UK homes to require electronic log books
Homeowners may have to publish electronic log books detailing all maintenance work.
Under industry plans recently revealed, sellers may be required to set out all improvements and work done to their property prior to it being put on the market.
Likened to a car’s log book, the proposals have been released by the trade body for the conveyancing industry and will provide potential buyers and insurers with a full-service history.
Commenting on the proposals was Bill Shipton, the managing director of Bold & Reeves property maintenance experts. He welcomed the industry-wide adoption of a service which was currently offered by his company.
He stated: “People continue to service their cars regularly, whilst neglecting the more significant investment of their homes. The electronic log book is a crucial tool in making it easy for homeowners to stay on top of all the fixes, large and small. It gives them and potential buyers peace of mind that the property is being properly run.”
The portal will be interactive and will assist homeowners in managing home improvements and maintenance work. Relevant documents such as gas safety certificates, leases and surveys can be uploaded, invoices catalogues and issues reported.

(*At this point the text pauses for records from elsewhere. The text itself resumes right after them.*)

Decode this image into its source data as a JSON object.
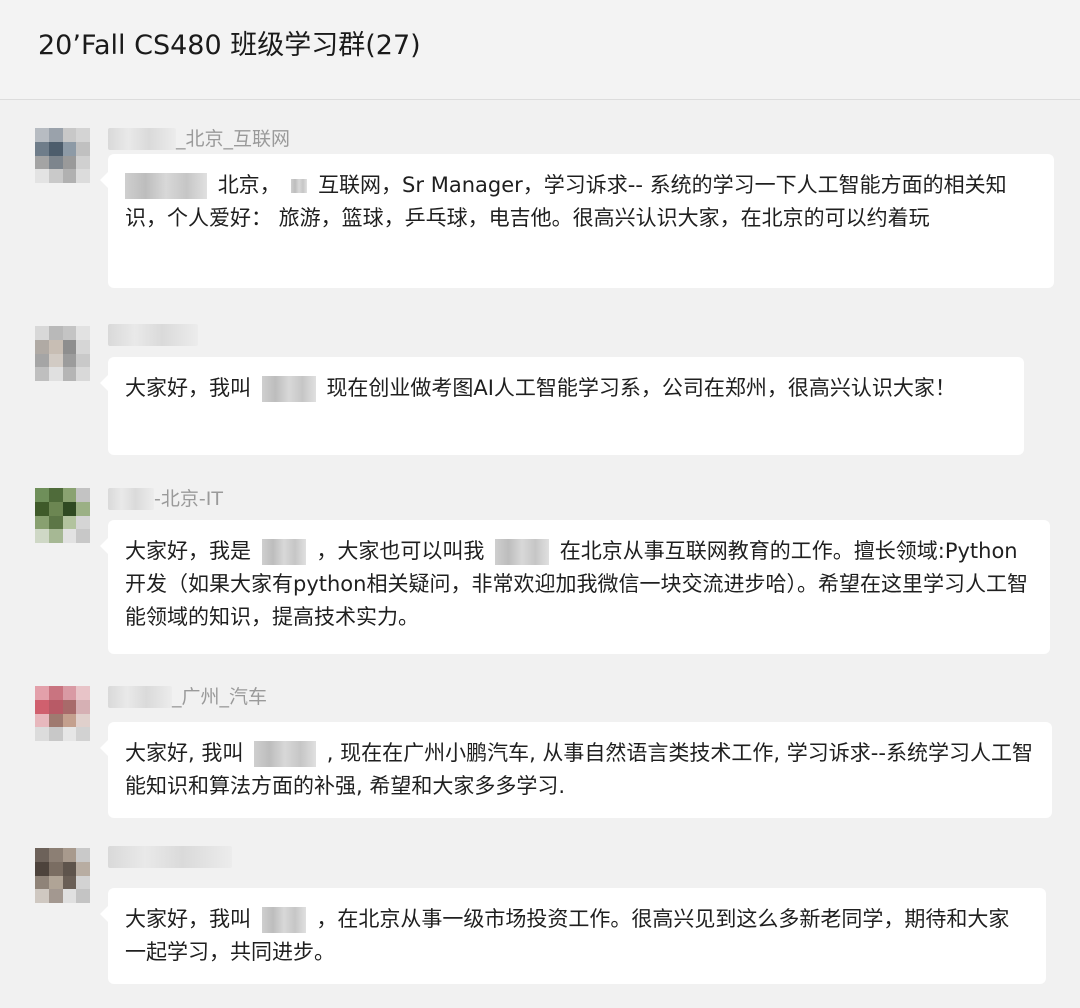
{
  "chat": {
    "title": "20’Fall CS480 班级学习群(27)"
  },
  "messages": [
    {
      "sender_suffix": "_北京_互联网",
      "avatar_colors": [
        "#b7bcc2",
        "#9aa2ab",
        "#c8c8c8",
        "#d4d4d4",
        "#6f7d8a",
        "#4d5d6c",
        "#8d9aa6",
        "#c0c0c0",
        "#a4a4a4",
        "#7d858d",
        "#9a9a9a",
        "#d0d0d0",
        "#e3e3e3",
        "#c9c9c9",
        "#b1b1b1",
        "#dcdcdc"
      ],
      "parts": [
        "北京，",
        "互联网，Sr Manager，学习诉求-- 系统的学习一下人工智能方面的相关知识，个人爱好： 旅游，篮球，乒乓球，电吉他。很高兴认识大家，在北京的可以约着玩"
      ]
    },
    {
      "sender_suffix": "",
      "avatar_colors": [
        "#d8d8d8",
        "#b9b9b9",
        "#c4c4c4",
        "#e2e2e2",
        "#b0aaa4",
        "#c8beb4",
        "#8e8e8e",
        "#d6d6d6",
        "#a5a5a5",
        "#d2cbc4",
        "#9c9c9c",
        "#c9c9c9",
        "#bfbfbf",
        "#e0e0e0",
        "#b5b5b5",
        "#d9d9d9"
      ],
      "parts": [
        "大家好，我叫",
        "现在创业做考图AI人工智能学习系，公司在郑州，很高兴认识大家！"
      ]
    },
    {
      "sender_suffix": "-北京-IT",
      "avatar_colors": [
        "#6f8f5a",
        "#4f6b3a",
        "#8aa271",
        "#c3c3c3",
        "#3f5a2a",
        "#6c8652",
        "#2f4a22",
        "#9bb085",
        "#88a070",
        "#5c7646",
        "#b2c39e",
        "#d5d5d5",
        "#cfd8c6",
        "#a6b894",
        "#e2e2e2",
        "#c8c8c8"
      ],
      "parts": [
        "大家好，我是",
        "，大家也可以叫我",
        "在北京从事互联网教育的工作。擅长领域:Python开发（如果大家有python相关疑问，非常欢迎加我微信一块交流进步哈）。希望在这里学习人工智能领域的知识，提高技术实力。"
      ]
    },
    {
      "sender_suffix": "_广州_汽车",
      "avatar_colors": [
        "#e3a0aa",
        "#c97480",
        "#d99aa4",
        "#e8c4c8",
        "#d0606e",
        "#b85a66",
        "#a86a6a",
        "#d6b0b4",
        "#e7b8bd",
        "#9f7a70",
        "#c4a08e",
        "#e0d0cc",
        "#dcdcdc",
        "#c8c8c8",
        "#e6e6e6",
        "#d2d2d2"
      ],
      "parts": [
        "大家好, 我叫",
        ", 现在在广州小鹏汽车, 从事自然语言类技术工作, 学习诉求--系统学习人工智能知识和算法方面的补强, 希望和大家多多学习."
      ]
    },
    {
      "sender_suffix": "",
      "avatar_colors": [
        "#6d625a",
        "#8c7f74",
        "#a89a8d",
        "#c9c9c9",
        "#4d433c",
        "#7a6d62",
        "#5e544c",
        "#b8ada2",
        "#8f8378",
        "#b0a496",
        "#6a5f56",
        "#d3d3d3",
        "#cfc8c1",
        "#a39890",
        "#e0e0e0",
        "#c4c4c4"
      ],
      "parts": [
        "大家好，我叫",
        "，在北京从事一级市场投资工作。很高兴见到这么多新老同学，期待和大家一起学习，共同进步。"
      ]
    }
  ]
}
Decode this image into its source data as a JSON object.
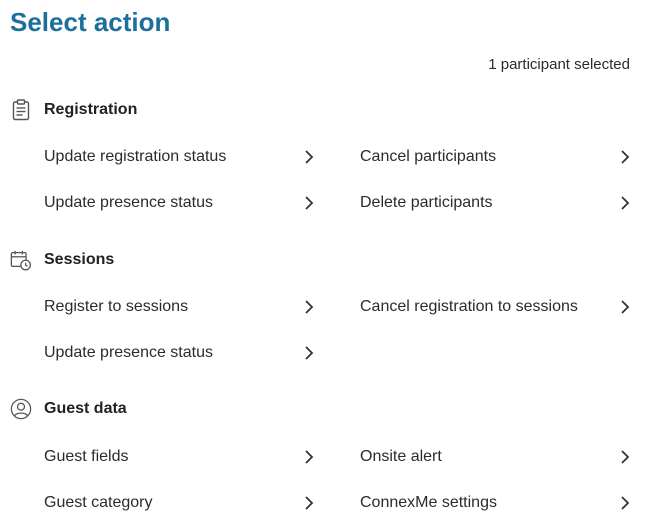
{
  "title": "Select action",
  "selection_status": "1 participant selected",
  "sections": {
    "registration": {
      "label": "Registration",
      "icon": "clipboard-icon",
      "actions": [
        "Update registration status",
        "Cancel participants",
        "Update presence status",
        "Delete participants"
      ]
    },
    "sessions": {
      "label": "Sessions",
      "icon": "calendar-clock-icon",
      "actions": [
        "Register to sessions",
        "Cancel registration to sessions",
        "Update presence status"
      ]
    },
    "guest_data": {
      "label": "Guest data",
      "icon": "user-circle-icon",
      "actions": [
        "Guest fields",
        "Onsite alert",
        "Guest category",
        "ConnexMe settings"
      ]
    }
  },
  "colors": {
    "title": "#1c6f9a",
    "text": "#2b2b2b"
  }
}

He went on to state: “We are really pleased that after four-and-a-half years of educating the market, the conveyancing industry now acknowledges the benefits electronic log books bring. Homeowners can see at a glance if any maintenance is overdue, while buyers can see if the property they are buying has been well looked after.”
His comments came soon after the proposals were published by the Conveyancing Association, which include a substantial collection of information in E-reports prior to the property being put up for sale.

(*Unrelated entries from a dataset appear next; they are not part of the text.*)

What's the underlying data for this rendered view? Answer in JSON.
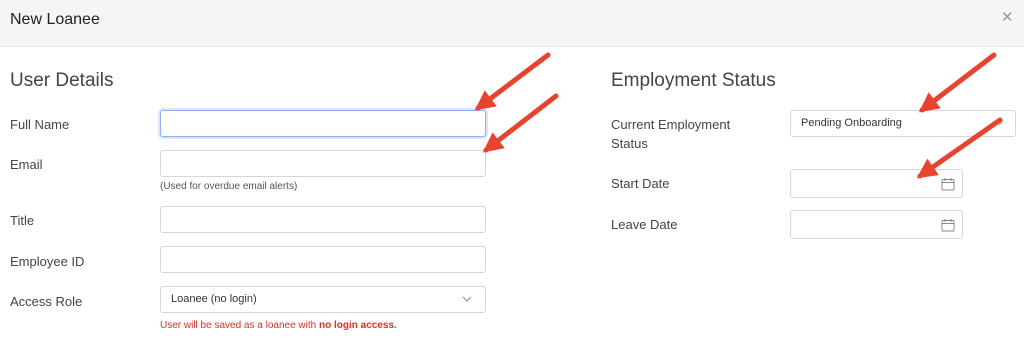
{
  "modal": {
    "title": "New Loanee",
    "close_icon": "close-icon"
  },
  "user_details": {
    "title": "User Details",
    "full_name": {
      "label": "Full Name",
      "value": "",
      "placeholder": ""
    },
    "email": {
      "label": "Email",
      "value": "",
      "placeholder": "",
      "help": "(Used for overdue email alerts)"
    },
    "title_field": {
      "label": "Title",
      "value": "",
      "placeholder": ""
    },
    "employee_id": {
      "label": "Employee ID",
      "value": "",
      "placeholder": ""
    },
    "access_role": {
      "label": "Access Role",
      "selected": "Loanee (no login)",
      "warning_prefix": "User will be saved as a loanee with ",
      "warning_bold": "no login access."
    }
  },
  "employment_status": {
    "title": "Employment Status",
    "current_status": {
      "label_line1": "Current Employment",
      "label_line2": "Status",
      "selected": "Pending Onboarding"
    },
    "start_date": {
      "label": "Start Date",
      "value": "",
      "icon": "calendar-icon"
    },
    "leave_date": {
      "label": "Leave Date",
      "value": "",
      "icon": "calendar-icon"
    }
  },
  "colors": {
    "annotation_arrow": "#e8432e",
    "warning_text": "#d9312a",
    "focus_border": "#8fb3e8",
    "header_bg": "#f5f5f5"
  }
}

Commissioned by Bold & Reeves, YouGov research indicated that 88% of buyers feel that it is important that the home which they plan to buy is properly maintained at the point of sale.
The high cost of moving, stamp duty increases and stress commonly associated with moving has meant that many opt for improving their home as opposed to relocating. The YouGov data indicated the 63% of homeowners in the UK believe that there is more value in home improvement than in moving.
44% of people would choose to invest in maintaining their current property; more than double the 17% of people who would prefer to purchase something new.
Despite these figures, following the slowdown in the housing market, only 28% are putting more into their property, with 49% spending the same amount on home improvements in comparison their spending five years ago. The most commonly mentioned obstacle is the lack of funds available (47%), with the second most cited reason being a lack of trusted contractors (26%).